In Federalist No. 41, Madison summarizes the relationship of the general preface language including the "welfare" language, to the subsequent more detailed enumeration of specific powers, as follows. 

"Some who have denied the necessity of the power of taxation [to the Federal government] have grounded a very fierce attack against the Constitution, on the language on which it is defined. It has been urged and echoed that the power to "lay and collect taxes, duties, imposts, and excises, to pay the debts, and provide for the common defense and general welfare of the United States" amounts to an unlimited commission to exercise every power which may be alleged to be necessary for the common defense or general welfare. No stronger proof could be given of the distress under which these writers labor for objections, than their stooping to such a misconstruction." (emphasis added) 

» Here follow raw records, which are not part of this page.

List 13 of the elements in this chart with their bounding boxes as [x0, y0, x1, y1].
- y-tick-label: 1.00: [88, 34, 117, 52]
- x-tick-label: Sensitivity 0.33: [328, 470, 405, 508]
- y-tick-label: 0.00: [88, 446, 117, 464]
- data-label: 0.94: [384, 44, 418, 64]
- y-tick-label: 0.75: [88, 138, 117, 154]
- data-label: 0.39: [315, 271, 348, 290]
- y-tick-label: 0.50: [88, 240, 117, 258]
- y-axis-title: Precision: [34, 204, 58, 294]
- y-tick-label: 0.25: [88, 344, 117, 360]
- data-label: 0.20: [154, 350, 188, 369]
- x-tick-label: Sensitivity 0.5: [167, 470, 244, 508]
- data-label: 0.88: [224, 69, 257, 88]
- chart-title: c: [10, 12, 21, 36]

Thus, Madison, who like Story after him sought to defend federal power, treats with derision the claim of opponents of federal powers the claim that the "welfare clause" is a general grant of power. Madison continues Federalist No 41 in this language of angry paradox: 

"For what purpose could the enumeration of particular powers be inserted, if these and all others were meant to be included in the preceding general power? Nothing is more natural or more common than first to use a general phrase, and then to explain and qualify by an enumeration of the particulars. But the idea of an enumeration of particulars which neither explain nor qualify the general meaning, and can have no other effect than to confound and mislead, is an absurdity ... what would have been thought of that assembly, if, attaching themselves to these general expressions and disregarding the specifications which limit their import, they had exercised an unlimited power of providing for the general welfare?" (emphasis added)

More information on the "general Welfare" clause can be found on our Constitution page, and this page.

Our listener mentions three functions which are necessary to secure "the Blessings of Liberty":

The first question to be asked is, must education etc. be provided by the government, or can it be provided by the Free Market: voluntary associations, businesses, and "We the People" networking together to assure that children are educated. In other words, which political theory is true: capitalism or socialism?

If socialism is true, we might still ask, should state and local governments decide how children will be educated, or should that be done by the federal government? In other words if only government can provide these elements of an orderly and prosperous society, which level of government?

The Constitutional answer precludes the federal government from involving itself in these areas. It would not have been ratified by states jealous to protect their own powers, or The People jealous to protect their liberties, if it gave to the federal government such sweeping powers.